Kaiso moved them into a warehouse and pointed at heaps of crude, reddish-black ingots.
"These are pig iron ingots. They get shipped by boat to Tyne Town. Because pig iron has high carbon and poor toughness, blacksmiths must reforge it repeatedly into wrought iron for tools, weapons, and armor. I hear Tyne Town has more than twenty smiths and dozens of apprentices—over sixty workers total."
Yawning, he glanced at the bright midday sun overhead and sent the new hires to the mess hall. The menu was spartan: fried fish, stewed fish, pan-fried fish, vegetable soup, and black bread.
"That's it. Ale for dinner, white bread every five days, mutton once a month. How much you eat—depends on your stomach."
While sipping his fish broth, Kaiso waited for the new miners to finish eating, then assigned them to their posts. Fewer than a third remained in the smelting camp; the rest were dispatched to mining and transportation.
Afterward, flipping through the labor roster, he grimaced. Transport consumed far too much of the mine's costs. The twenty draft horses alone devoured absurd amounts of oats—each one ate as much as eight miners.
"Horses, drivers, ore carriers—transportation is eating us alive. And the duke wants higher output… I may have to request even more draft horses."
In that moment, Kaiso recalled a strange idea the duke once mentioned—
track wagons: two parallel wooden rails laid on the ground, allowing a mine cart to be pulled easily. Two draft horses could move much more ore.
"Bah. We don't have enough manpower yet. Maybe later."
He returned to his office intending to nap, but a sharp scream rang out.
He sprinted toward the sound and burst into the water-powered sawmill—just in time to see a worker pale as death, his left arm torn open by the iron saw, blood dripping onto the floorboards.
"Gods damn it—how many times have I told you to be careful?!"
Following Kaiso's orders, two workers placed the injured man on a door plank and ferried him across the river to Stirling.
They rushed through the town center to the Temple of the Norse Gods—a wooden structure with steep black shingles. The eaves were supported by carved pillars bearing the visages of Odin, Thor, and Baldr.
"Follow me—and stay quiet."
Inside, thirty benches faced the main hall where a few townsfolk listened to a shaman's sermon. Kaiso didn't interrupt. He hurried the carriers along the right corridor to a plain wooden annex.
Inside sat a young female shaman in a white coat, stifling a yawn. She looked barely sixteen or seventeen.
"You again? I swear this hospital exists just for your mining camp."

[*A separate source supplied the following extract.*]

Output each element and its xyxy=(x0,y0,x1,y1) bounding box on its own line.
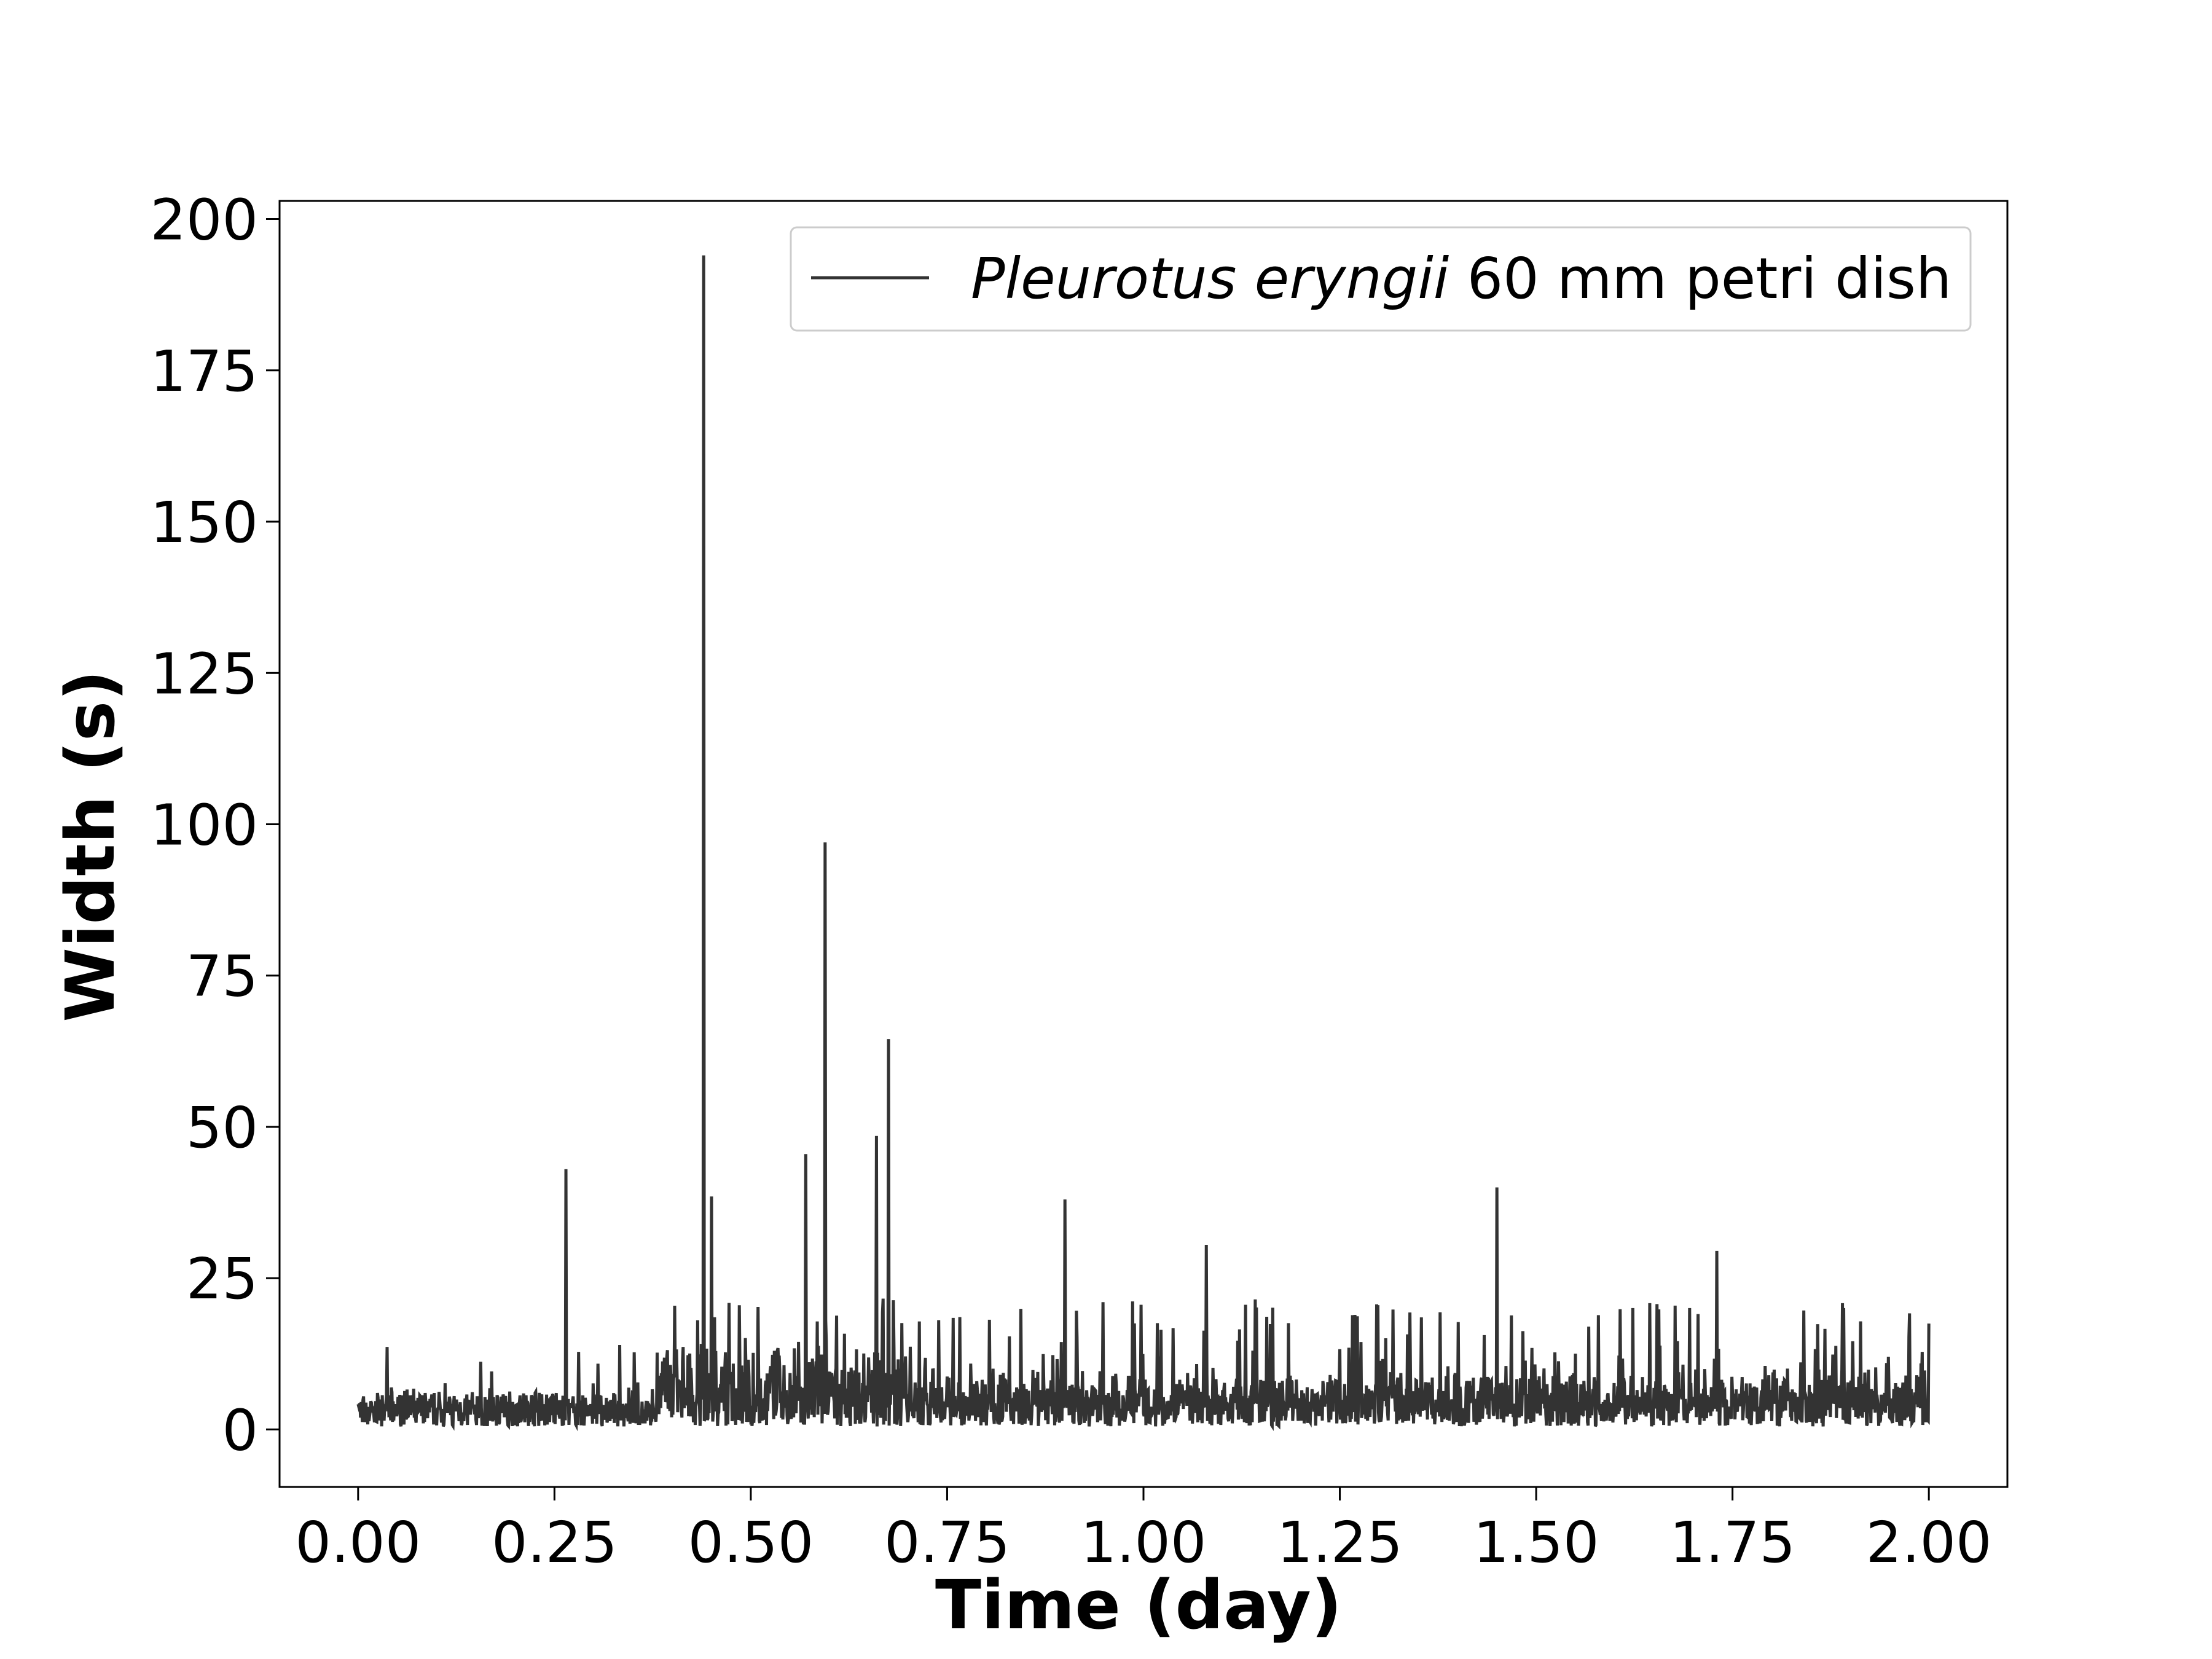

She waved them to lay the man on a wooden table.
After washing her hands, she poured half a jug of ale down the patient's throat, stuffed a rag in his mouth, and instructed Kaiso and two others:
"Hold him down. Hard. Don't let him move."

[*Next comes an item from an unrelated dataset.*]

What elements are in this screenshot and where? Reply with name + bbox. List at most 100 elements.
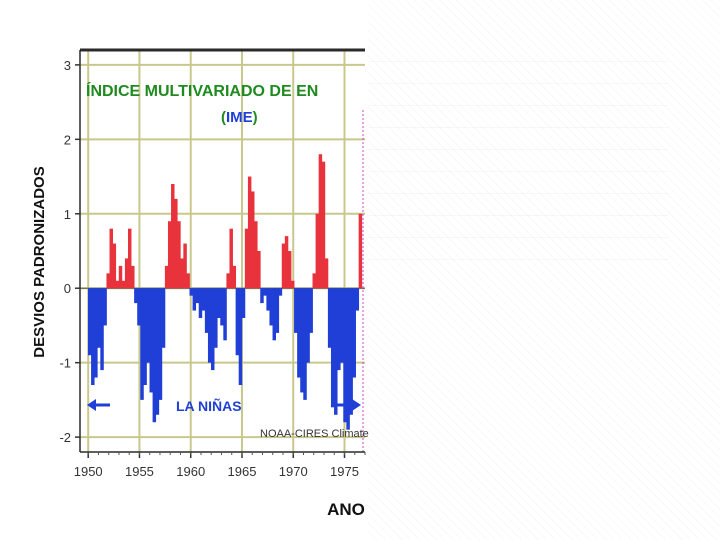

She washed the wound with clean water and began stitching. Under the agony, the worker writhed like a fish on a cutting board, veins bulging on his forehead.
Gradually, exhaustion overtook him. His struggles weakened. The stitching finished.

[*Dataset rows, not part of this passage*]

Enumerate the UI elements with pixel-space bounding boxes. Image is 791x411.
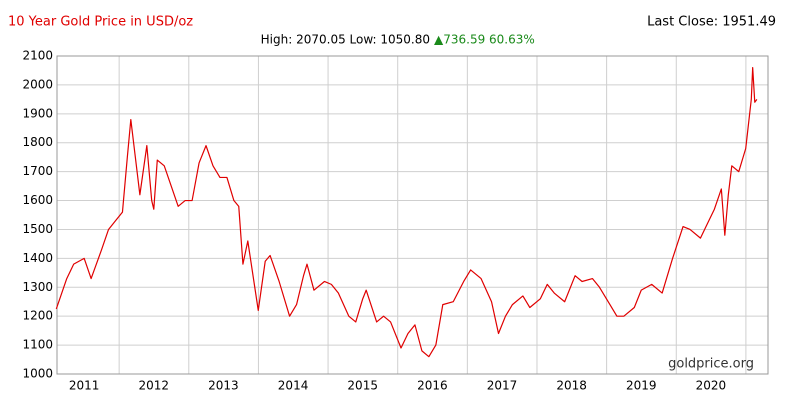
high-low: High: 2070.05 Low: 1050.80 [261, 33, 430, 47]
y-tick-label: 1700 [22, 164, 53, 178]
y-tick-label: 1200 [22, 309, 53, 323]
x-tick-label: 2017 [487, 379, 518, 393]
x-tick-label: 2016 [417, 379, 448, 393]
x-tick-label: 2015 [347, 379, 378, 393]
x-tick-label: 2019 [626, 379, 657, 393]
last-close: Last Close: 1951.49 [647, 15, 776, 30]
x-tick-label: 2013 [208, 379, 239, 393]
y-tick-label: 1000 [22, 367, 53, 381]
price-line [55, 66, 758, 358]
y-tick-label: 1900 [22, 106, 53, 120]
y-tick-label: 2100 [22, 49, 53, 63]
x-tick-label: 2020 [696, 379, 727, 393]
x-tick-label: 2014 [278, 379, 309, 393]
x-tick-label: 2011 [69, 379, 100, 393]
y-tick-label: 1800 [22, 135, 53, 149]
plot-frame [56, 55, 769, 375]
y-tick-label: 1600 [22, 193, 53, 207]
y-tick-label: 1500 [22, 222, 53, 236]
change: ▲736.59 60.63% [434, 33, 535, 47]
y-tick-label: 2000 [22, 77, 53, 91]
x-tick-label: 2018 [556, 379, 587, 393]
source-label: goldprice.org [668, 357, 754, 372]
chart-title: 10 Year Gold Price in USD/oz [8, 15, 193, 30]
y-tick-label: 1400 [22, 251, 53, 265]
x-tick-label: 2012 [139, 379, 170, 393]
y-tick-label: 1100 [22, 338, 53, 352]
y-tick-label: 1300 [22, 280, 53, 294]
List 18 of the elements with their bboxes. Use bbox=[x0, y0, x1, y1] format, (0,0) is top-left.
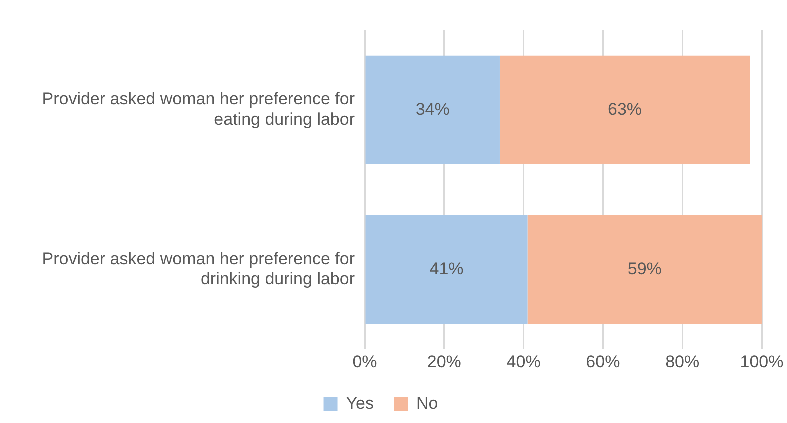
x-tick-label: 0% bbox=[352, 352, 378, 372]
legend-label: Yes bbox=[346, 394, 374, 414]
x-tick-label: 80% bbox=[666, 352, 700, 372]
x-tick-label: 40% bbox=[506, 352, 541, 372]
y-tick-label: Provider asked woman her preference for drinking during labor bbox=[42, 249, 356, 289]
legend-label: No bbox=[416, 394, 438, 414]
y-tick-label: Provider asked woman her preference for eating during labor bbox=[42, 90, 356, 130]
bar bbox=[528, 216, 762, 324]
bar bbox=[366, 56, 500, 164]
x-tick-label: 100% bbox=[740, 352, 784, 372]
x-tick-label: 60% bbox=[586, 352, 620, 372]
data-label: 34% bbox=[416, 100, 450, 119]
x-tick-label: 20% bbox=[427, 352, 462, 372]
bar bbox=[366, 216, 528, 324]
data-label: 41% bbox=[430, 259, 464, 278]
data-label: 63% bbox=[608, 100, 642, 119]
bar bbox=[500, 56, 750, 164]
data-label: 59% bbox=[628, 259, 662, 278]
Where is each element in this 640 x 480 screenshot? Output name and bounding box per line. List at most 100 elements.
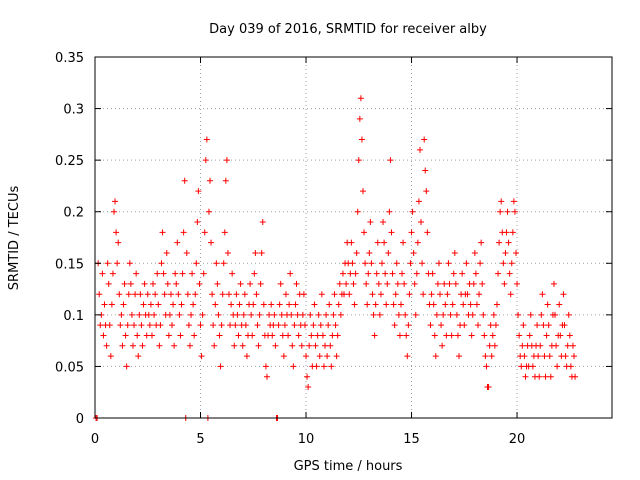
data-point (123, 363, 130, 370)
data-point (411, 280, 418, 287)
data-point (212, 301, 219, 308)
data-point (495, 270, 502, 277)
data-point (394, 280, 401, 287)
data-point (552, 311, 559, 318)
data-point (363, 280, 370, 287)
data-point (290, 363, 297, 370)
data-point (148, 332, 155, 339)
data-point (303, 353, 310, 360)
data-point (263, 373, 270, 380)
data-point (471, 249, 478, 256)
data-point (373, 270, 380, 277)
data-point (416, 146, 423, 153)
data-point (351, 301, 358, 308)
data-point (231, 342, 238, 349)
data-point (490, 311, 497, 318)
data-point (512, 249, 519, 256)
y-tick-label: 0.05 (55, 360, 84, 375)
data-point (186, 342, 193, 349)
data-point (214, 280, 221, 287)
data-point (368, 260, 375, 267)
data-point (154, 270, 161, 277)
data-point (385, 249, 392, 256)
data-point (522, 373, 529, 380)
data-point (252, 249, 259, 256)
data-point (505, 239, 512, 246)
data-point (383, 301, 390, 308)
data-point (207, 177, 214, 184)
data-point (250, 301, 257, 308)
data-point (266, 311, 273, 318)
data-point (218, 322, 225, 329)
data-point (332, 322, 339, 329)
data-point (234, 311, 241, 318)
data-point (213, 260, 220, 267)
data-point (171, 342, 178, 349)
data-point (114, 260, 121, 267)
data-point (286, 301, 293, 308)
data-point (508, 260, 515, 267)
data-point (438, 322, 445, 329)
data-point (96, 291, 103, 298)
data-point (437, 291, 444, 298)
y-tick-label: 0.2 (63, 206, 84, 221)
data-point (255, 342, 262, 349)
data-point (101, 301, 108, 308)
y-tick-label: 0 (76, 412, 84, 427)
data-point (334, 332, 341, 339)
data-point (506, 270, 513, 277)
data-point (289, 342, 296, 349)
data-point (157, 322, 164, 329)
data-point (399, 270, 406, 277)
data-point (293, 280, 300, 287)
data-point (472, 270, 479, 277)
data-point (564, 342, 571, 349)
data-point (192, 291, 199, 298)
data-point (453, 311, 460, 318)
data-point (235, 332, 242, 339)
data-point (405, 322, 412, 329)
data-point (217, 363, 224, 370)
data-point (461, 322, 468, 329)
data-point (178, 301, 185, 308)
data-point (314, 332, 321, 339)
data-point (115, 239, 122, 246)
data-point (195, 188, 202, 195)
data-point (423, 188, 430, 195)
data-point (322, 342, 329, 349)
data-point (328, 363, 335, 370)
data-point (104, 260, 111, 267)
data-point (397, 301, 404, 308)
data-point (156, 342, 163, 349)
data-point (507, 291, 514, 298)
data-point (554, 363, 561, 370)
data-point (175, 291, 182, 298)
data-point (229, 270, 236, 277)
data-point (315, 311, 322, 318)
data-point (318, 291, 325, 298)
data-point (122, 332, 129, 339)
data-point (463, 260, 470, 267)
data-point (165, 332, 172, 339)
data-point (538, 311, 545, 318)
data-point (163, 249, 170, 256)
data-point (357, 95, 364, 102)
data-point (389, 270, 396, 277)
data-point (452, 280, 459, 287)
data-point (310, 322, 317, 329)
data-point (247, 280, 254, 287)
data-point (503, 229, 510, 236)
data-point (388, 229, 395, 236)
data-point (333, 353, 340, 360)
data-point (177, 332, 184, 339)
data-point (295, 332, 302, 339)
data-point (378, 260, 385, 267)
data-point (567, 363, 574, 370)
data-point (404, 353, 411, 360)
data-point (155, 301, 162, 308)
data-point (562, 353, 569, 360)
data-point (386, 208, 393, 215)
data-point (487, 322, 494, 329)
data-point (427, 322, 434, 329)
data-point (166, 311, 173, 318)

"Have him rest. And keep the wound dry."
She wiped sweat from her brow, wrote the patient's details in a ledger, and pointed where Kaiso needed to sign for the monthly account.
"Wait," Kaiso added. "We've got two miners with fever at camp—need medicine."
"Fine."
The young shaman walked to the hearth, simmered a decoction of willow bark, poured it into a clay jar, and handed it over.